Pour sauver l’attractivité de la France, il faut reconquérir les quartiers sensibles

Alors qu’Emmanuel Macron utilise politiquement les 1 514 quartiers prioritaires de la ville (QPV) comme vitrines de l’attractivité française par le biais de l’imaginaire californien, les récents évènements à Saint-Denis sont venus rappeler à l’Europe la réalité sécuritaire de notre pays. Le déversement d’argent public, de l’ordre de 498 millions d’euros dans la loi de finances pour 2020 pour la politique de la ville, n’a pu enrayer la ghettoïsation, l’archipellisation de nos métropoles et l’accroissement de l’insécurité. En effet, en 1980, 100 000 personnes ont été des victimes directes de faits avec violence sur le sol français, contre plus de 400 000 en 2019 selon les chiffres de l’INSEE. Cette situation porte foncièrement atteinte à l’attractivité et au rayonnement économique, sportif et culturel de la France. 

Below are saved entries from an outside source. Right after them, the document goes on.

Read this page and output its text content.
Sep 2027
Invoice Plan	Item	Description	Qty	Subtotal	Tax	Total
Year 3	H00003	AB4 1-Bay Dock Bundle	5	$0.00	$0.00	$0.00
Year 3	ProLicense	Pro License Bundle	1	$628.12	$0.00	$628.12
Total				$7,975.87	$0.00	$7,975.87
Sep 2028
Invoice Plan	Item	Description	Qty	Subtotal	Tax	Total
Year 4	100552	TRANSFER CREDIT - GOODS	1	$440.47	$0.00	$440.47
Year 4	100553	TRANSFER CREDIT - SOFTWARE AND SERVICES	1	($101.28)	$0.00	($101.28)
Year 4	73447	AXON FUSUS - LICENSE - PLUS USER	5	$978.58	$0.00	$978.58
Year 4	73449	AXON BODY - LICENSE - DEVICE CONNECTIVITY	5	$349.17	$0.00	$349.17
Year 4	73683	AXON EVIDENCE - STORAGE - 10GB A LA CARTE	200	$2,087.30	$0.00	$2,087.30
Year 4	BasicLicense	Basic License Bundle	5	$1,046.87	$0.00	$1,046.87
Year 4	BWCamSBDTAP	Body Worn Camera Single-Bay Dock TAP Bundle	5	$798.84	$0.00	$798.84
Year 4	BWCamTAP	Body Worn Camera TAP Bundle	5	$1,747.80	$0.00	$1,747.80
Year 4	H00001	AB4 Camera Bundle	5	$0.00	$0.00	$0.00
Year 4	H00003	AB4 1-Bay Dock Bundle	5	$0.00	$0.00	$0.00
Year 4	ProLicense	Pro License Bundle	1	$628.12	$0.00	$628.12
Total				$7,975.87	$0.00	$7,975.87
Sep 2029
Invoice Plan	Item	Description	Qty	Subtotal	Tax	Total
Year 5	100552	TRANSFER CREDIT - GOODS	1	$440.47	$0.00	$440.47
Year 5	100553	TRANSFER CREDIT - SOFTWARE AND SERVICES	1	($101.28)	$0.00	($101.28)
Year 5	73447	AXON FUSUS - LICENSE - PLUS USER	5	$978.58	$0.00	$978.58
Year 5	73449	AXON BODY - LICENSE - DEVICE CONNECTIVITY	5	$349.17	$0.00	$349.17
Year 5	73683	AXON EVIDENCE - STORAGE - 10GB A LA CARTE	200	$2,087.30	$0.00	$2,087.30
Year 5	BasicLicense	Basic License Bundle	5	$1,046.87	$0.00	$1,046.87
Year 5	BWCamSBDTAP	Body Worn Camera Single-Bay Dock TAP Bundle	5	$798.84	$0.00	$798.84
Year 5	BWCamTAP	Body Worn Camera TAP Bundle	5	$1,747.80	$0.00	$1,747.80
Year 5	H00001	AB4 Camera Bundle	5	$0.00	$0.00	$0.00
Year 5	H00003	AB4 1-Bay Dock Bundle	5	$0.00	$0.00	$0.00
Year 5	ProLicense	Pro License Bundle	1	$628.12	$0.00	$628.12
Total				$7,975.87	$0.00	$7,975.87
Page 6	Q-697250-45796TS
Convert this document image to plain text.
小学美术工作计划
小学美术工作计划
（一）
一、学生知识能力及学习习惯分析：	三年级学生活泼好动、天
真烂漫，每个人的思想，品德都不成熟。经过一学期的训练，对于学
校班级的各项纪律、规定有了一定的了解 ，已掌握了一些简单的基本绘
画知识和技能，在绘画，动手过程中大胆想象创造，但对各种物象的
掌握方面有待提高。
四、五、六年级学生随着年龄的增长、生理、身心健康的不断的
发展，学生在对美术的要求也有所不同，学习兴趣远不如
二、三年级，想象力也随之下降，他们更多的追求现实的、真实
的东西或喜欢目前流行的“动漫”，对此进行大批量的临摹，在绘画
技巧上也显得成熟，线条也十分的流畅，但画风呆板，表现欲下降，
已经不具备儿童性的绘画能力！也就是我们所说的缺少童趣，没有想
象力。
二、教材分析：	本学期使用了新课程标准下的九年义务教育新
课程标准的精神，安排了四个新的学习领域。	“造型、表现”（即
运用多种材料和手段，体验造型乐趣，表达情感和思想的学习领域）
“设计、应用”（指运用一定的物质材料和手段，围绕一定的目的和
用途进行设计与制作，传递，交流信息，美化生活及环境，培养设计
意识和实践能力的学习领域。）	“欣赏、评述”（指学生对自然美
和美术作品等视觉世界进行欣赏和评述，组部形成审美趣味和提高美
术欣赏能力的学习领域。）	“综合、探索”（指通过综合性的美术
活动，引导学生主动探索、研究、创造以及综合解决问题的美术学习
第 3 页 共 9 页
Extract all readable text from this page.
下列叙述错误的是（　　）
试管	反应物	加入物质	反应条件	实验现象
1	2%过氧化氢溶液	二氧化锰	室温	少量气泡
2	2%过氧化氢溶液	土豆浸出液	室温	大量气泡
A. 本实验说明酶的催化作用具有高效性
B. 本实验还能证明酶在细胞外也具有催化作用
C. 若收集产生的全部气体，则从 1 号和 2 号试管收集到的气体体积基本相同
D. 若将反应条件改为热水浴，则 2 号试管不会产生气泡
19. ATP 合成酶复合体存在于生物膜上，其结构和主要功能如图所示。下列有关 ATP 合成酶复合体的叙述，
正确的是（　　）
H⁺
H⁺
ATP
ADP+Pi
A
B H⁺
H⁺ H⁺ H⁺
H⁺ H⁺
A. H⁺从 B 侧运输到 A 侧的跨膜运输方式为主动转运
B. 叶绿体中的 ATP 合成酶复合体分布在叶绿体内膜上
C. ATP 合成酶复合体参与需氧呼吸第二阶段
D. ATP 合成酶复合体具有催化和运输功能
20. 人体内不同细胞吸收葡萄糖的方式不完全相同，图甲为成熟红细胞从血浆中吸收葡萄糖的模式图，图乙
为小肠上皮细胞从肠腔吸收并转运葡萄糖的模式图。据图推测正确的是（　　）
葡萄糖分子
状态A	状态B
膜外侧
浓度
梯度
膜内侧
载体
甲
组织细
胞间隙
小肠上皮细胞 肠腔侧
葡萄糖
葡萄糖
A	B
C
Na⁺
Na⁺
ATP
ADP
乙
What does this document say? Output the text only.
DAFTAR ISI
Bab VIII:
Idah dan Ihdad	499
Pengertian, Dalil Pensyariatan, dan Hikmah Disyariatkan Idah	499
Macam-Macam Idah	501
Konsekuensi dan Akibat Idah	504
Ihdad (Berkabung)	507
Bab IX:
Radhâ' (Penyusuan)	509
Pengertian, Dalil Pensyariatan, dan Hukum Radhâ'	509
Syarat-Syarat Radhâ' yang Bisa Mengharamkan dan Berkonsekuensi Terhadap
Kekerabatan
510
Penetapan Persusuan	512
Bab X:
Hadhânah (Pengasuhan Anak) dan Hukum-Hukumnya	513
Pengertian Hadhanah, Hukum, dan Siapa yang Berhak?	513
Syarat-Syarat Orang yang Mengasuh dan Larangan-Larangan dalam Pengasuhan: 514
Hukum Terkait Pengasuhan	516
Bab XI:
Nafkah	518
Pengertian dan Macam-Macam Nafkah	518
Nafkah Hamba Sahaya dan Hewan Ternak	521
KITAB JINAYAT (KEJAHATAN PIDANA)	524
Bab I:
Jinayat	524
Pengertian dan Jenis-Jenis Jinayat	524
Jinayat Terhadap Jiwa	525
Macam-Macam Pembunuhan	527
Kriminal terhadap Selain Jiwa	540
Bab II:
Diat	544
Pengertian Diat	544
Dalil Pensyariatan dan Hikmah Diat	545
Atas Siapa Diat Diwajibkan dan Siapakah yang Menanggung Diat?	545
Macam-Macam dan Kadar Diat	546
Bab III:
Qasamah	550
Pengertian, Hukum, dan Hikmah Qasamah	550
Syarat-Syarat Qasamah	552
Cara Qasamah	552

Face à l’impuissance de l’État et des discours politiques de Gérald Darmanin, il ne faudra ni céder à l’angélisme des perfusions financières qui nous condamnent au déni, ni se contenter de déclarations politiques sulfureuses. Il est impératif de restaurer l’autorité de l’État en reprenant l’initiative sur les délinquants par le biais du rétablissement de services de renseignement opérationnels de terrain chargés d’infiltrer les réseaux et les bandes, de redéployer des moyens pour les démanteler et de systématiser la saisie de leurs avoirs criminels. Il s’agit du seul gage pour ensuite bâtir des espaces de prospérité à même d’offrir des perspectives à nos concitoyens qui résident dans ces territoires en reversant la logique de développement économique par un pacte national pour le travail et en fluidifiant la mobilité géographique et sociale afin qu’ils puissent bénéficier de l’art de vivre à la française. 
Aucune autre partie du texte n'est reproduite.